Verbraucherschützer kritisieren Verfügbarkeit von Bahn-Super-Sparpreisen
Auf einen Blick
- Verbraucherschützer kritisieren, dass die günstigsten Super-Sparpreise der Deutschen Bahn tagsüber oft nicht verfügbar sind.
- Eine Untersuchung des Verbraucherzentrale Bundesverbands zeigte, dass die beworbenen Preise an drei Vierteln der Tage nicht zu finden waren, während die Bahn methodische Mängel bemängelt.
KI-generierte Zusammenfassung
Warum es wichtig ist
Der Super-Sparpreis ist das günstigste Ticketangebot der Deutschen Bahn, dessen Preisgestaltung dynamisch an die Auslastung der Züge angepasst wird.
Der Super-Sparpreis ist das günstigste Ticketangebot im Bahn-Fernverkehr. Die Preisgestaltung orientiert sich an der Auslastung der Züge. Der Verbraucherzentrale Bundesverband hat untersucht, wann Fahrgäste am günstigsten reisen.
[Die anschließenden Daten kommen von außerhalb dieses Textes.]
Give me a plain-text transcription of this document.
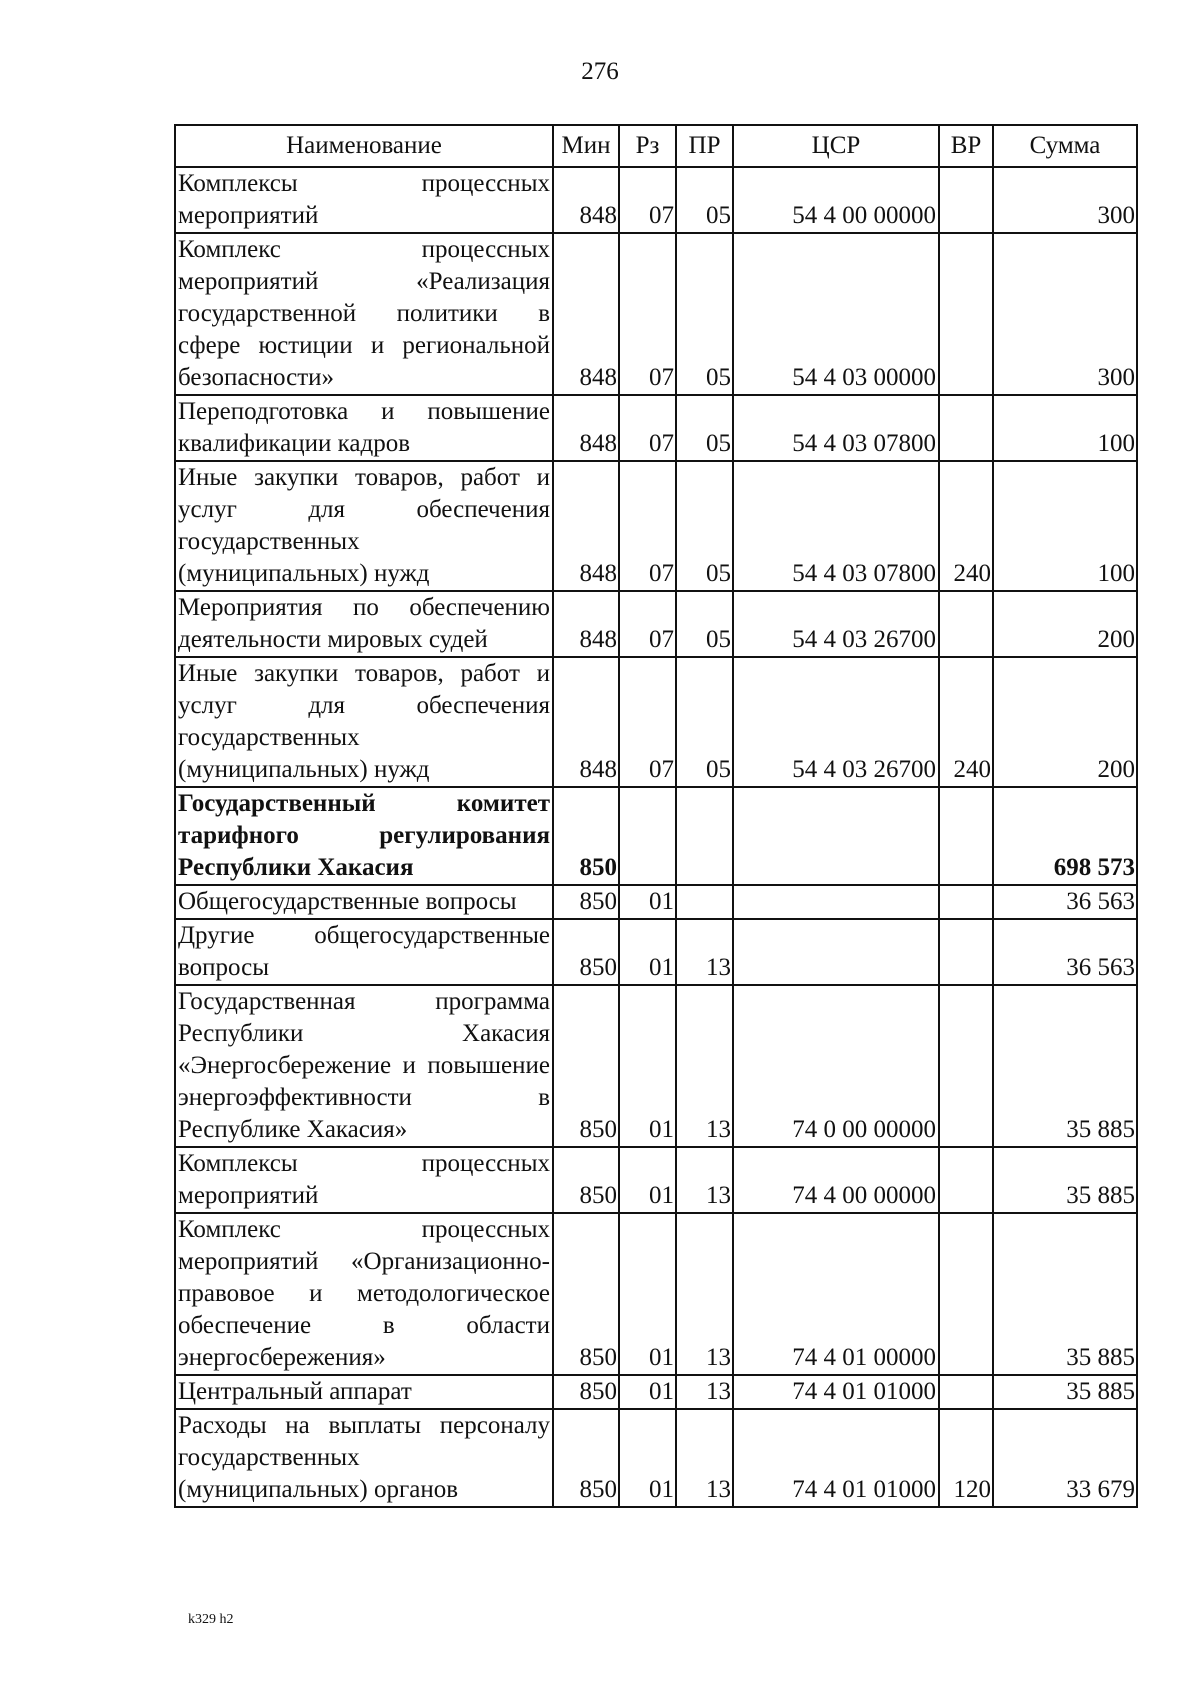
276
Наименование	Мин	Рз	ПР	ЦСР	ВР	Сумма
Комплексы процессных мероприятий	848	07	05	54 4 00 00000		300
Комплекс процессных мероприятий «Реализация государственной политики в сфере юстиции и региональной безопасности»	848	07	05	54 4 03 00000		300
Переподготовка и повышение квалификации кадров	848	07	05	54 4 03 07800		100
Иные закупки товаров, работ и услуг для обеспечения государственных (муниципальных) нужд	848	07	05	54 4 03 07800	240	100
Мероприятия по обеспечению деятельности мировых судей	848	07	05	54 4 03 26700		200
Иные закупки товаров, работ и услуг для обеспечения государственных (муниципальных) нужд	848	07	05	54 4 03 26700	240	200
Государственный комитет тарифного регулирования Республики Хакасия	850					698 573
Общегосударственные вопросы	850	01				36 563
Другие общегосударственные вопросы	850	01	13			36 563
Государственная программа Республики Хакасия «Энергосбережение и повышение энергоэффективности в Республике Хакасия»	850	01	13	74 0 00 00000		35 885
Комплексы процессных мероприятий	850	01	13	74 4 00 00000		35 885
Комплекс процессных мероприятий «Организационно-правовое и методологическое обеспечение в области энергосбережения»	850	01	13	74 4 01 00000		35 885
Центральный аппарат	850	01	13	74 4 01 01000		35 885
Расходы на выплаты персоналу государственных (муниципальных) органов	850	01	13	74 4 01 01000	120	33 679
k329 h2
Fahrgäste der Deutschen Bahn haben nach einer Untersuchung von Verbraucherschützern für Fahrten tagsüber nur geringe Chancen auf ein Ticket zum Super-Sparpreis. Das günstigste Angebot, für das die Bahn auf ihrer Internetseite warb, war für Fahrten in der zweiten Klasse zwischen 7 Uhr und 19 Uhr an rund drei Vierteln der untersuchten Tage nicht verfügbar, wie die "Frankfurter Allgemeine Zeitung" (FAZ) berichtet. Stattdessen lagen demnach an diesen Tagen die Super-Sparpreise zwischen 15 und 157 Prozent über dem Werbepreis.
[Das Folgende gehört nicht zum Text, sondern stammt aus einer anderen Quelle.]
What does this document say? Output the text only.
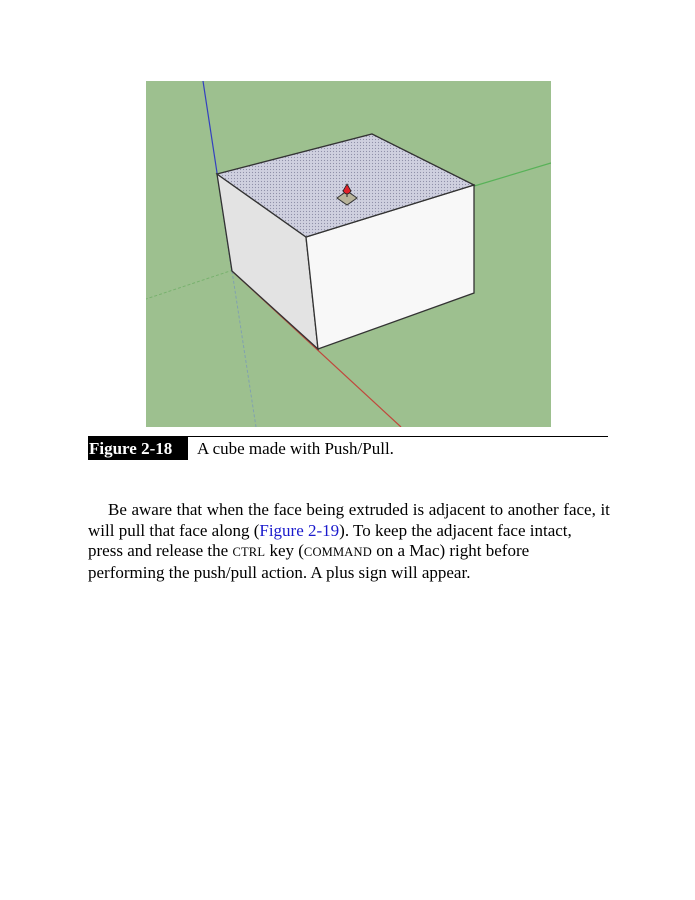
Figure 2-18	A cube made with Push/Pull.
Be aware that when the face being extruded is adjacent to another face, it
will pull that face along (Figure 2-19). To keep the adjacent face intact,
press and release the CTRL key (COMMAND on a Mac) right before
performing the push/pull action. A plus sign will appear.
Die Zeitung beruft sich auf den Verbraucherzentrale Bundesverband. Dieser hatte die Preise demnach bis Ende April 23 Monate lang verfolgt. Die erfassten günstigsten Preise entsprachen nur an knapp jedem vierten Erhebungstag dem beworbenen Super-Sparpreis oder lagen sogar darunter.
Verbandschefin Ramona Pop sagte der "FAZ", die Bahn müsse ihr Preissystem einfacher und transparenter gestalten. "Wer mit besonders günstigen Preisen wirbt, sollte gewährleisten, dass diese öfter auch zu üblichen Reisezeiten verfügbar sind."
Bahn-Sprecherin: "So viele Billigtickets wie noch nie"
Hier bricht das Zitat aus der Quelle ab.